Cuál es la situación actual. Con respecto a la alumna agresora, parece que está un poco más tranquila. Y en cuanto a la familia afectada, sus miembros prácticamente hundidos, viviendo su particular exilio, sintiéndose abandonados de todos y reclamando justicia y derechos.

Y no hay derecho, decimos nosotros, a que la Consejería de Educación y Ciencia deje en la estacada a las dos niñas que hoy sobreviven huidas y escondidas como delincuentes, habiéndolo perdido todo, mientras la menor agresora y sus amigos permanecen incólumes y satisfechos de haber causado la destrucción y la huida de estas tres personas.

No vamos a decir aquí qué es lo que tenía que haber hecho la Consejería de Educación y Ciencia, porque es muy evidente, pero sí vamos a decirle lo que sí tiene que hacer ahora, y es poner a disposición de las menores todo el apoyo necesario desde el punto de vista de ayuda psicológica, pues no es de recibo que sigan teniendo que esperar en la lista de espera del sistema de Salud sufriendo ese shock que el médico les ha diagnosticado sin acabar de digerir todas las pesadillas, que una noche tras otra y un día tras otro todavía las persiguen.

No podemos aceptar, como nos dice la madre, que anden sus hijas mirando a un lado y a otro cuando salen a la calle temiendo que los agresores les caigan de nuevo encima.

Da pena y vergüenza que aquellos profesores o cargos de la Dirección del Instituto que han sido testigos se nieguen a emitir informes o a dar testimonio cuando se les pide, anteponiendo el interés de no ser molestados por la agresora y su familia, a los intereses de dos menores que no han salido aún de su pesadilla,  y de una familia que ha sido emocionalmente y económicamente destruida. En ese sentido, pedimos también a la Consejería que ponga orden y disponga que la Dirección del centro emita el informe que se le pide, o, en su caso, que lo emita propia Inspección Educativa.
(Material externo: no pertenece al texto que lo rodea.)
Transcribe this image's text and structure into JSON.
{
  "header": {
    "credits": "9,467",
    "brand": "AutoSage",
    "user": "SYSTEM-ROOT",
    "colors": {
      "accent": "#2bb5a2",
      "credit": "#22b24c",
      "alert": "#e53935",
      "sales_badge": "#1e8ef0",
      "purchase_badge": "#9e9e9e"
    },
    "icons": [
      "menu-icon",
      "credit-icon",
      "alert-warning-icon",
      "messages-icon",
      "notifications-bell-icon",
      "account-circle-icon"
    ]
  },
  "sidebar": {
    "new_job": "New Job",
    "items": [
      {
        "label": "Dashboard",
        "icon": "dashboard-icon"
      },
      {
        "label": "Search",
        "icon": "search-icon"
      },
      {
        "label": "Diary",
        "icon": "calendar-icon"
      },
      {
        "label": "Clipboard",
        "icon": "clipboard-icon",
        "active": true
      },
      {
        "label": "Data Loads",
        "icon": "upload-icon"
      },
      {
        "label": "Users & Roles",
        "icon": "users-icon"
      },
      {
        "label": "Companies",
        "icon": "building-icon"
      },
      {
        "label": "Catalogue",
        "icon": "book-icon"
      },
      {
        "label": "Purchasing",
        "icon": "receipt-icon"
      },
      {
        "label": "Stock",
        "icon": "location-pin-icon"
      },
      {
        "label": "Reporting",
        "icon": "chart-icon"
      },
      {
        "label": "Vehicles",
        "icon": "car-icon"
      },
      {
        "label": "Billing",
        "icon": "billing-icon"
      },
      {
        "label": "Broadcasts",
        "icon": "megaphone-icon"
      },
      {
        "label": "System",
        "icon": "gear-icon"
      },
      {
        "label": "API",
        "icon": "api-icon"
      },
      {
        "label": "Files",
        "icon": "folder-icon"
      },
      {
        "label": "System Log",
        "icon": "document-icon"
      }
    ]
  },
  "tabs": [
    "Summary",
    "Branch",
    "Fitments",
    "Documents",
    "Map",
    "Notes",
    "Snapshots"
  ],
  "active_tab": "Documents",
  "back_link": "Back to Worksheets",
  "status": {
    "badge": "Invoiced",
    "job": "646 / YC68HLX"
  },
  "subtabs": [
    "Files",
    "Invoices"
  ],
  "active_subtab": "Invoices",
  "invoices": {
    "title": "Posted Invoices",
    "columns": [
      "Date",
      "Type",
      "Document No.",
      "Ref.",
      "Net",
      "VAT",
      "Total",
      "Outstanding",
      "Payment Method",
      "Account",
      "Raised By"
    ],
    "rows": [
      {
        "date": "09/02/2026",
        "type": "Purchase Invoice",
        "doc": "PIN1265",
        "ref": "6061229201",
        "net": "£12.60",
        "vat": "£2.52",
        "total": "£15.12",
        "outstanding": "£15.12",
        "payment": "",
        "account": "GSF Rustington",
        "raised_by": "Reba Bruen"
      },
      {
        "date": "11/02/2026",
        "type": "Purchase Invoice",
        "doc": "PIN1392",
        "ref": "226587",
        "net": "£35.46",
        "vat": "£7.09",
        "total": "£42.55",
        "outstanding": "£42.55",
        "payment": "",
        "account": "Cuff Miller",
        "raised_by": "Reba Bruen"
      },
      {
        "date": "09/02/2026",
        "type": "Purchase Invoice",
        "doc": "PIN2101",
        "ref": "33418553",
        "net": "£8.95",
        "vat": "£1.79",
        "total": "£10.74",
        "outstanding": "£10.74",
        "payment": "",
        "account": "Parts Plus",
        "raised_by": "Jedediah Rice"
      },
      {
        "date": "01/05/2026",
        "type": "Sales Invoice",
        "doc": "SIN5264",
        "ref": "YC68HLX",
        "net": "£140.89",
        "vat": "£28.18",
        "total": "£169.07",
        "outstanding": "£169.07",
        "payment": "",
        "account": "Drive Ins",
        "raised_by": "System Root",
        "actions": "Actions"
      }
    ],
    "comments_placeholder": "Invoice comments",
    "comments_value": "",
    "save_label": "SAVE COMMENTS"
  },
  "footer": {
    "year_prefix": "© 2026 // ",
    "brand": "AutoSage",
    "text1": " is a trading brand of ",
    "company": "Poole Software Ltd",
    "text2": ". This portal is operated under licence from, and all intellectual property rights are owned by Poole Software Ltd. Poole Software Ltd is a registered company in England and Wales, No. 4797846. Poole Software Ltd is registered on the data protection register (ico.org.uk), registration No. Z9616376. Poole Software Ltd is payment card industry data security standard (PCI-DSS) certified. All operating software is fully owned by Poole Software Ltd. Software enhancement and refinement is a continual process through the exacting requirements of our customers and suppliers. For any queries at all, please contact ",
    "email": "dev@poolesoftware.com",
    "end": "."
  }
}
También hay que cuestionar otros aspectos del sistema: La protección a las víctimas por parte de la Policía y del Ministerio Fiscal cuando son menores, pues en el caso que nos ocupa, nada de nada. Es más, según le ha dicho su abogado la Fiscalía probablemente archive porque no ha habido lesiones. ¿Es qué las lesiones emocionales que sufren no son evaluables a efectos de agresión?.

Creemos que la lucha por la erradicación de la violencia escolar tiene que adquirir el mismo nivel de importancia que ha adquirido para las instituciones la lucha contra la violencia a las mujeres, porque, si no, estaremos asistiendo a un imprudente ejercicio de hipocresía política y social, y permitiendo que muchos adolescentes vayan incrementando la nómina de adultos en su papel de agresores y de víctimas (el agresor aprende a serlo y la víctima también) mientras nos dedicamos a poner remedios y parches en la parte final del proceso.

FAMILIA – ESCUELA

 

Hay dos frentes donde los responsables políticos deberán dirigir sus esfuerzos: La Familia y la Escuela.

La primera, porque en las últimas décadas viene paulatinamente perdiendo su papel de unidad dispensadora de afectos y protección de los hijos, pues nos estamos ocupando más en poner puertas blindadas en las viviendas para que no entren los ladrones,  que en controlar todo tipo de mensajes, algunos de ellos muy negativos, que nos entran sin traba alguna por la televisión, videojuegos, Internet...  dejando a nuestros adolescentes que se muevan indefensos bajo el acoso desmesurado del consumo y las modas.

Y la segunda, porque con las últimas reformas educativas ha ido disminuyendo el papel fundamental de la figura del maestro, educador y transmisor de valores, dispersándose la atención de los alumnos en una multiplicidad de intervenciones docentes que impiden la necesaria comunicación y diálogo entre el maestro o  maestra con los alumnos, y un mejor conocimiento de los mismos. Aunque, sobre todo, y antes de nada, la postura de la Consejería tiene que cambiar y admitir que el fenómeno de la violencia escolar existe y que hay que ponerle coto cuanto antes.